Looking back now, a year later, it's a surreal scene. The New Orleans Saints are playing a preseason game last Aug. 26, in the sunny confines of a clean, green Sup erdome before cheering fans. No one knows that just a few days later, the Superdome will become a house of horrors as thousands of desperate Hurricane Katrina victims flock to it, with little food and water, few toilets, and thugs on the loose in temperatures that soared above 100 degrees.
In Karen Swensen's poignant and pointed documentary, which shows the before, during, and after of Katrina, it all comes back -- the roof-high waters, the uprooted trees, the floating bodies. ``Katrina: A Flood of Tears" has a quiet authority, narrated by someone who was there. This story is personal, not a polemic like Spike Lee's HBO documentary. There are no talking heads, no Jesse Jacksons, Sean Penns, or Anderson Coopers rowing down the streets, trailed by cameras.
It's Katrina writ small, and the viewer trusts Swensen, a news anchor who joined NECN in February, with the subject. She is not some bold-faced name helicoptering in for a live shot; as a New Orleans news anchor at the time, she reported on the hurricane for days on end, fleeing from one makeshift studio to another as the flood waters rose and her police officer husband worked the embattled Superdome.
What she attempts to do in this hour long film is tell her own story while weaving in a handful of other survivors' tales. Swensen's home was swamped, her possessions lost, her family separated. Her beloved dog died, and one of her friends -- the police department spokesman -- committed suicide in the storm's aftermath.
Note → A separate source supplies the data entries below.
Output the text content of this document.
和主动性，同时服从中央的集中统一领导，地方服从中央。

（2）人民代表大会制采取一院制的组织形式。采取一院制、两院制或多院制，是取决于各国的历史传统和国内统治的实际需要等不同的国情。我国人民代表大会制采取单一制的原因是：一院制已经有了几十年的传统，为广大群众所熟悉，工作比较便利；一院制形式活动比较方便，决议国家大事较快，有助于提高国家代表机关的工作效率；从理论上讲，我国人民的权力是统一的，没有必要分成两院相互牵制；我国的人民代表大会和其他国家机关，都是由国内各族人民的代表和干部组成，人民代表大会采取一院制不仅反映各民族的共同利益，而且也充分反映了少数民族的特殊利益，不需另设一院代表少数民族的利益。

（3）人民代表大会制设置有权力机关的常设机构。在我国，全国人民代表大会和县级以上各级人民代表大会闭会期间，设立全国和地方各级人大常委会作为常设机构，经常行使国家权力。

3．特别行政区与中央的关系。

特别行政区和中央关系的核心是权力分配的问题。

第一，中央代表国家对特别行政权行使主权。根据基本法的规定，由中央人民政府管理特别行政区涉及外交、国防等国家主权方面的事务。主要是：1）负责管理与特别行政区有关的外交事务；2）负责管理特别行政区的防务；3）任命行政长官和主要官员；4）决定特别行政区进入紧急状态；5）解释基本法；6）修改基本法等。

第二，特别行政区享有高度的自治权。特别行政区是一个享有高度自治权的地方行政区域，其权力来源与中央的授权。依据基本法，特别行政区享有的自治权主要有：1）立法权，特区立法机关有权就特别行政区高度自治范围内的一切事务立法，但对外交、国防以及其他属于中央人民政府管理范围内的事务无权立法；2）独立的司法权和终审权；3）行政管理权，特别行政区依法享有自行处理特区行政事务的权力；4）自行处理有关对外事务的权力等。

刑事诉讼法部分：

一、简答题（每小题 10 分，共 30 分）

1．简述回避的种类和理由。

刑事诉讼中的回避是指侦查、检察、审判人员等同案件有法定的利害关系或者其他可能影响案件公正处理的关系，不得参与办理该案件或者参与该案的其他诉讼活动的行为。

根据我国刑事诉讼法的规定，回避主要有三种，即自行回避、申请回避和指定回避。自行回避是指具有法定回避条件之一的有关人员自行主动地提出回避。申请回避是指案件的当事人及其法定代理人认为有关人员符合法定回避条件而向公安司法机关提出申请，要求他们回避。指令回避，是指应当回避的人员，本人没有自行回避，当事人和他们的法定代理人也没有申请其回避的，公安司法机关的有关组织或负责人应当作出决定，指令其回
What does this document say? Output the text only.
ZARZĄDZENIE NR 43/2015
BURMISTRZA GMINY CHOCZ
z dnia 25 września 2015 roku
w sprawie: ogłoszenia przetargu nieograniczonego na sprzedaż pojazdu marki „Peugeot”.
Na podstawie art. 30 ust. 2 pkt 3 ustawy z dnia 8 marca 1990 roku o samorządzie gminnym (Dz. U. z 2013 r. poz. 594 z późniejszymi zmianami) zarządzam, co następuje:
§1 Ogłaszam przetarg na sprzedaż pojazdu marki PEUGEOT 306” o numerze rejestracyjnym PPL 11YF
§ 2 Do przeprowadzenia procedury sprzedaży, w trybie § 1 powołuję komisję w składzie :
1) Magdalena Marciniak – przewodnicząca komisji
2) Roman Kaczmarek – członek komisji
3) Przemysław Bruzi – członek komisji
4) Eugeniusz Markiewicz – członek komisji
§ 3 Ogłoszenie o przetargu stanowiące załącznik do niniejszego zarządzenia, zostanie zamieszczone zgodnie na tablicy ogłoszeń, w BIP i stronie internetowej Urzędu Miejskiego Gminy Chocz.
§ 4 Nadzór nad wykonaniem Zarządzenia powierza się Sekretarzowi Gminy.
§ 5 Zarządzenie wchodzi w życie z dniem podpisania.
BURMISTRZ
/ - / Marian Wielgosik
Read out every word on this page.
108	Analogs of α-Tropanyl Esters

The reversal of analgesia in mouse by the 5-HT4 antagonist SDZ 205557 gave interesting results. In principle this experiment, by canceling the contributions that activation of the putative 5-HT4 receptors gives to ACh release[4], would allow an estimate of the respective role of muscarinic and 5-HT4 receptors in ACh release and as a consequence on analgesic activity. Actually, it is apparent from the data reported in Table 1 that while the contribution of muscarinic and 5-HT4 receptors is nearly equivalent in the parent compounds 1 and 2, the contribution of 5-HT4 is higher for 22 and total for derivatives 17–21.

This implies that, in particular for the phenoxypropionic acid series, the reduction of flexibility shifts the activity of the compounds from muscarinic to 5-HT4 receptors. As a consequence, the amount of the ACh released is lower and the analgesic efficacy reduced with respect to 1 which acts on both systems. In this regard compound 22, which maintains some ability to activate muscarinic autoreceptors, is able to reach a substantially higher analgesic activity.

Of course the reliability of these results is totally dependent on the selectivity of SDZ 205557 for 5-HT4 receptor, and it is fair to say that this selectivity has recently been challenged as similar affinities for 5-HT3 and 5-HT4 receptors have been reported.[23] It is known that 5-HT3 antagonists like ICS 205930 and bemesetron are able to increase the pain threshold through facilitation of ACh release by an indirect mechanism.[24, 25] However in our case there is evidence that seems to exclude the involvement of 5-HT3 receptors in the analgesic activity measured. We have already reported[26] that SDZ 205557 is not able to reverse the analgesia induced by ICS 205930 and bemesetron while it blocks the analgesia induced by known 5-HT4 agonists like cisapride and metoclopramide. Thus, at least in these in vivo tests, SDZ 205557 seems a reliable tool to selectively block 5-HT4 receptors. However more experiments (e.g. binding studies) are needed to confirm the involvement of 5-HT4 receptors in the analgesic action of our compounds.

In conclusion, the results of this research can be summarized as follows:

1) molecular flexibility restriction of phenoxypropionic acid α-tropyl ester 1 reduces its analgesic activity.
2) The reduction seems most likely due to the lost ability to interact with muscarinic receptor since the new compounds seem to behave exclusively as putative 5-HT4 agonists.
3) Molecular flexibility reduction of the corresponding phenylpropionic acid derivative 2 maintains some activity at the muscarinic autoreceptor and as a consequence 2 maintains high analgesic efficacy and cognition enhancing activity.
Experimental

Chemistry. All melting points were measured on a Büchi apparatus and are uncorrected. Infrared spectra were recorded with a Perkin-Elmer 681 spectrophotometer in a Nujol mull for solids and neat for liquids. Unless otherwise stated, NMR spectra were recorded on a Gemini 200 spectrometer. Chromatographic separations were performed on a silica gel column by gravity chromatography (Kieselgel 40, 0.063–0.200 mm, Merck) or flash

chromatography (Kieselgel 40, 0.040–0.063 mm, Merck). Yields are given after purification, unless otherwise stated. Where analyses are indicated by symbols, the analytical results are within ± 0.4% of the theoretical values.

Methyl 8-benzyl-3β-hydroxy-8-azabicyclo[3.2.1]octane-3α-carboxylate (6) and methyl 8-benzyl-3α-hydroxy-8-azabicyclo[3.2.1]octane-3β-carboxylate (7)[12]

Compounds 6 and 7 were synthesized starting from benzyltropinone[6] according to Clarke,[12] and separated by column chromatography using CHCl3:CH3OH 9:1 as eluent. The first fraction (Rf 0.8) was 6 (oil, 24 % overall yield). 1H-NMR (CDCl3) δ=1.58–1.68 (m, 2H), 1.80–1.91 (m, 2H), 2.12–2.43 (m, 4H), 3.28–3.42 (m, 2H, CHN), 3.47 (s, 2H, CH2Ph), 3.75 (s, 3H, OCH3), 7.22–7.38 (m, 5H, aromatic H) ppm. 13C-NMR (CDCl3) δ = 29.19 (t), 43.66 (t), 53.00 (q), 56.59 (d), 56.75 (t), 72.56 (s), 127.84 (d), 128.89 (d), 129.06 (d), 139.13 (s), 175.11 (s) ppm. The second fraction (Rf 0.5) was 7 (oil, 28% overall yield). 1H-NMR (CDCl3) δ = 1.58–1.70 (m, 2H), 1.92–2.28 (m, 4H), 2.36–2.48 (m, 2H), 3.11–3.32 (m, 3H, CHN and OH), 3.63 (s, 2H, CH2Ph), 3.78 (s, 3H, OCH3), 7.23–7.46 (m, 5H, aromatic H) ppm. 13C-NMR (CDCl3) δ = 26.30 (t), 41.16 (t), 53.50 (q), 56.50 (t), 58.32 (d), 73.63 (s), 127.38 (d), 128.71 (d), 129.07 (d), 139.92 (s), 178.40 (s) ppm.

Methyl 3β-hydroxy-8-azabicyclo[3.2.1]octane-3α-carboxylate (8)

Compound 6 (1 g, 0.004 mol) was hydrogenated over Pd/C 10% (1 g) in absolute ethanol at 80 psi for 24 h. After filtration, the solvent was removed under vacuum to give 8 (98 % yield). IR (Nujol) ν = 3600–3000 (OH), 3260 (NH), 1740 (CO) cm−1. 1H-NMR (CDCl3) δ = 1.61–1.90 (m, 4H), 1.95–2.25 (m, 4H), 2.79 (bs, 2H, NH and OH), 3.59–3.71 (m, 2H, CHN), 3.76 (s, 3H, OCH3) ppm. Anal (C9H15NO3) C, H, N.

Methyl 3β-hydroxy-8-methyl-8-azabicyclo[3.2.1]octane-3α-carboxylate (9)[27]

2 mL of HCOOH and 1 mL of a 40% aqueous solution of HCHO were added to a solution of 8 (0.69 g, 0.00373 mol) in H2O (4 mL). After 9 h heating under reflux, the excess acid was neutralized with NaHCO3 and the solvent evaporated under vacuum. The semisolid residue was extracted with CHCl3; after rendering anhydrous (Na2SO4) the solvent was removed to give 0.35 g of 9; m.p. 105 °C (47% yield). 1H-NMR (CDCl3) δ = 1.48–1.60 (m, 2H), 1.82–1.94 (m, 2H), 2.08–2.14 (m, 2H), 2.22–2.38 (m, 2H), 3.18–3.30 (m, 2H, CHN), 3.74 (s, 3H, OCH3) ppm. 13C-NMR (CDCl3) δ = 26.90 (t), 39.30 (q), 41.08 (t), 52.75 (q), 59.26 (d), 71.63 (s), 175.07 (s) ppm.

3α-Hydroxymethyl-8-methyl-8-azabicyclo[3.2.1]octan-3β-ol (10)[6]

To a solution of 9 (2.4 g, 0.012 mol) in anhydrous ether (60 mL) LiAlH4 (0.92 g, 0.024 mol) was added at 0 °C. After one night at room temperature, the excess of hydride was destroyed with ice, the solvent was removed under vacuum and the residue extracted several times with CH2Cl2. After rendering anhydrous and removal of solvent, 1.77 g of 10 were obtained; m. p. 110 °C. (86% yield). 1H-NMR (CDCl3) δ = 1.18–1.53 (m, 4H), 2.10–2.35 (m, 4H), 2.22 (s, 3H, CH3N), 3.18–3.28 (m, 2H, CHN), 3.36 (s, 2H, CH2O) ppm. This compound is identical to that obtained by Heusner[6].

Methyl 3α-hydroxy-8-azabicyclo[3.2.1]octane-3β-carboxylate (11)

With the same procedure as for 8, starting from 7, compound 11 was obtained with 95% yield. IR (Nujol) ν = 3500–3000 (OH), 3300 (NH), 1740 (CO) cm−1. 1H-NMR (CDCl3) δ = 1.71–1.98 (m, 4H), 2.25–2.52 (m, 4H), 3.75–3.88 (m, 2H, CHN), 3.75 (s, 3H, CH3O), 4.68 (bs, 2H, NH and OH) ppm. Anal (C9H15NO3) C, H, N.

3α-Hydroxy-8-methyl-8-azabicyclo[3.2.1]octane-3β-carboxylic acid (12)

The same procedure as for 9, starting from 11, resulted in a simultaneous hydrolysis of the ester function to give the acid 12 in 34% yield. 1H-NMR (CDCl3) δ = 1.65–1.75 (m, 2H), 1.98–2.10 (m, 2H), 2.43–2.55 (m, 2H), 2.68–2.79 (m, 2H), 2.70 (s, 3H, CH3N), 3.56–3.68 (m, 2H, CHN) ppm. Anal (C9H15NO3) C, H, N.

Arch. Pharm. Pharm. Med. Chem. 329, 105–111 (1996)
Swensen could have lapsed into the maudlin, but her tone manages to stay unsentimental as she shows footage of packing her toddler off to relatives just before the hurricane hits, and after, as she and her husband take photos -- for insurance purposes -- of their ruined home.
She knows she's one of the lucky ones: There's someplace for her daughter to go, there's flood insurance. The family, though separated for a while, has a future.
The film deftly cuts to others much less fortunate and the result is a rich mosaic of scenes and voices. Swensen has the advantage of her own dramatic footage with shell-shocked survivors. Months later, she goes back to check on them. There's a black woman with a disabled husband and a house full of children and grandchildren in the impoverished Lower Ninth Ward who has lost everything. But a FEMA inspector has reported she doesn't have ``that much damage" -- even as Swensen's cameras pan over a mountain of debris.
In a middle-class neighborhood, she interviews an elderly man who stayed in the attic of his flooded home for eight days, refusing to leave his dog. When Swensen revisits him a few months later, he's done nothing to his house, which is a moldy dump. He's disoriented, a bit lost.
As for the grandmother, she has suffered a stroke in the intervening months, and FEMA has written her a check for $10,000 -- enough to pay off the mortgage on her house before it is demolished.
This film is more anguished than angry, more personal than political. Southerners are known for their faith and optimism, and in the end, when the camera shows Swensen's husband with a crowbar and hammer in one hand, and a sunflower that grows incongruously among the storm's detritus in his other hand, it's a sign that, despite the hell and high waters, the city will return to life.
As a concentration camp prisoner, Simon Wiesenthal saw sunflowers as the only color in a black-and-white world, a symbol of light among darkness. With a surviving sunflower, and Louis Armstrong playing ``What a Wonderful World," the viewer roots for the future of this beautiful, benighted city and all its survivors.